Workflow Wednesdays – Reference sequence – Part 1. Indexing

I’ve already written some posts about fasta files and reference sequences (about file formats and where to get reference sequences.

You might remember from my first “Workflow Wednesdays” post, that I selected short reads created with the three major sequencing technologies from the same E. coli strain: strain K-12 substrain MG1655.

The easiest way to get the genome sequence of this “bug”, is possibly the NCBI nucleotide archive (or one if its sister sites). So let’s go to NCBI, select the Nucleotide database and search. With a little searching around, you should find this entry. You can download the sequence or the whole record in different formats with the “Send” function. You’ll need the reference in fasta format, so select that one.
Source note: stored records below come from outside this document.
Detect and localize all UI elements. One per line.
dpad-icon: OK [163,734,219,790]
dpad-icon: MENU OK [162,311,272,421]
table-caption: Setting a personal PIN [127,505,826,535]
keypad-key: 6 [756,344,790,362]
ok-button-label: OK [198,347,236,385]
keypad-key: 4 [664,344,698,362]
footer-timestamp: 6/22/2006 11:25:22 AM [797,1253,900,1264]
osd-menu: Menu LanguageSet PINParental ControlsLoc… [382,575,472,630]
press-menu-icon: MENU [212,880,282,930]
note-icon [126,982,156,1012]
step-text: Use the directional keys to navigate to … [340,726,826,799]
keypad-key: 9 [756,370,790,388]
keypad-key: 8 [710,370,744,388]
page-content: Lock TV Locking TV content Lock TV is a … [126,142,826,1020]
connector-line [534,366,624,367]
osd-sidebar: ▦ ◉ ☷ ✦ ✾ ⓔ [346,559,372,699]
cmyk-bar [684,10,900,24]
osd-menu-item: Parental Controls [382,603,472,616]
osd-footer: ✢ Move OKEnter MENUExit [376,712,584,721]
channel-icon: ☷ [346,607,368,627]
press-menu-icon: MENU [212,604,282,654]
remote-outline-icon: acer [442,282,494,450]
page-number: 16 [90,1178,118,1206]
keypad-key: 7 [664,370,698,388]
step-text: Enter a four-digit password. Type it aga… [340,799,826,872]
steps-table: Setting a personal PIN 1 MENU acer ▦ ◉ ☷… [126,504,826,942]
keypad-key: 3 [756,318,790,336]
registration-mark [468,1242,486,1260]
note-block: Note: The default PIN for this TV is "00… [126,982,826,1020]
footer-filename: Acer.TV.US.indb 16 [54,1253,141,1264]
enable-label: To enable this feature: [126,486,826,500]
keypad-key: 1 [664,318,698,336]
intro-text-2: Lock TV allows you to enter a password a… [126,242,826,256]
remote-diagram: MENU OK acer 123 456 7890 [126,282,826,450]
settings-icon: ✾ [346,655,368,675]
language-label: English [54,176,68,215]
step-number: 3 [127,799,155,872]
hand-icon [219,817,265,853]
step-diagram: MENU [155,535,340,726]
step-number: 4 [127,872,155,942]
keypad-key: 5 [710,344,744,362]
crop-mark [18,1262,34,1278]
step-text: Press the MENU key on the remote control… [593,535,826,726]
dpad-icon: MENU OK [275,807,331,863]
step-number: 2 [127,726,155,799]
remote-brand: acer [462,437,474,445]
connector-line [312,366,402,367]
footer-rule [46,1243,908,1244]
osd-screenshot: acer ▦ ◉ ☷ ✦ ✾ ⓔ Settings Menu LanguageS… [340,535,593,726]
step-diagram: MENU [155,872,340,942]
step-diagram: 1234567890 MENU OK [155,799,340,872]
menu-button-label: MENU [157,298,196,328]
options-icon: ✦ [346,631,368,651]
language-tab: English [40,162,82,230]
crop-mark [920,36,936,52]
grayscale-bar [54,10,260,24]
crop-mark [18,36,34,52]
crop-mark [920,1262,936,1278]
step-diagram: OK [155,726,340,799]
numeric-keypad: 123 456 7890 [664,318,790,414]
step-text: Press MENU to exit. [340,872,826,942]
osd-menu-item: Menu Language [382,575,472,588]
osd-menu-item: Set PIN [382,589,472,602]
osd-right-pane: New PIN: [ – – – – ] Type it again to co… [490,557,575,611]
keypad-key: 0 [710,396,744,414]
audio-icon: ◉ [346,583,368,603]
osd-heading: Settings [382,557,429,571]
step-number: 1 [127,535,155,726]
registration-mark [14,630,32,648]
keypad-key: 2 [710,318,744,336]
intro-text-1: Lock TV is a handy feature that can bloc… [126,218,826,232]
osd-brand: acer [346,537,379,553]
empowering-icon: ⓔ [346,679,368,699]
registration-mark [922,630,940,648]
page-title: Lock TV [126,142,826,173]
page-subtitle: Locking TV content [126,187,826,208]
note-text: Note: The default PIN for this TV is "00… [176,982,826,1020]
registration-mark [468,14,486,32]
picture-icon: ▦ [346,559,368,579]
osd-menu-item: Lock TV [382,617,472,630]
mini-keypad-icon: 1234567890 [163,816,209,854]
Workflow Wednesdays - Reference sequence - Part 1. Indexing

Downloading a reference in fasta format from the NCBI Nucleotide archive.

The file is automatically named as “sequence.fasta”, move it to your work folder and rename it:

mv /home/rk/Downloads/sequence.fasta /home/rk/tasks/blog/workflow/NC_000913.2.fa

It’s usually a good idea, to name your sequence file after the accession number, so you don’t end up with several copies of the same sequence.

You can always look at the header of the fasta which – at least for files downloaded from NCBI –  contains some additional information. So let’s take a look at the beginning of the file!

$head NC_000913.2.fa
>gi|49175990|ref|NC_000913.2| Escherichia coli str. K-12 substr. MG1655, complete genome

By default, the “head” command prints the first 10 line of a file (and “tail” prints the last 10).

As you can see, this fasta file is nicely formatted with uniform line length and an informative header. If you have a fasta file which has non-uniform line length, you can easily fix it with Picard’s NormalizeFasta tool.

Picard also has another useful tool: you can create a sequence dictionary, with the CreateSequenceDictionary tool.

$java -jar /homerk//picard-tools-1.86/CreateSequenceDictionary.jar R=NC_000913.2.fa O=NC_000913.2.fa.dict
[Fri Jun 28 12:32:25 CEST 2013] net.sf.picard.sam.CreateSequenceDictionary REFERENCE=NC_000913.2.fa OUTPUT=NC_000913.2.fa.dict    TRUNCATE_NAMES_AT_WHITESPACE=true NUM_SEQUENCES=2147483647 VERBOSITY=INFO QUIET=false VALIDATION_STRINGENCY=STRICT COMPRESSION_LEVEL=5 MAX_RECORDS_IN_RAM=500000 CREATE_INDEX=false CREATE_MD5_FILE=false
[Fri Jun 28 12:32:25 CEST 2013] Executing as rk@enceladus on Linux 3.8.0-25-generic amd64; Java HotSpot(TM) 64-Bit Server VM 1.6.0_38-b05; Picard version: 1.86(1363)
[Fri Jun 28 12:32:25 CEST 2013] net.sf.picard.sam.CreateSequenceDictionary done. Elapsed time: 0.00 minutes.

If you peek into the dict file, you can see, that it basically contains the reference related parts of a sam file header:

$less NC_000913.2.fa.dict 
@HD     VN:1.4  SO:unsorted
@SQ     SN:gi|49175990|ref|NC_000913.2| LN:4639675      UR:file:/home/rk/tasks/blog/workflow/NC_000913.2.fa     M5:05dc7a37701cdc6bcf154344a227983d

You can also generate a set of index files with BWA:

$bwa index NC_000913.2.fa
[bwa_index] Pack FASTA... 0.06 sec
[bwa_index] Construct BWT for the packed sequence...
[bwa_index] 2.03 seconds elapse.
[bwa_index] Update BWT... 0.02 sec
[bwa_index] Pack forward-only FASTA... 0.05 sec
[bwa_index] Construct SA from BWT and Occ... 0.70 sec
[main] Version: 0.6.2-r126
[main] CMD: bwa index NC_000913.2.fa
[main] Real time: 2.900 sec; CPU: 2.872 sec

SAMTools also have a fasta indexing function, which creates a .fai file:

samtools faidx NC_000913.2.fa

Some of these different files contain very basic information: the names and lengths of reference contigs in the fasta file. Others are somewhat more complicated (e.g. the FM-index created (and required) by BWA). But don’t worry, alignment and variant call tools usually “tell” you what kind of index file they require.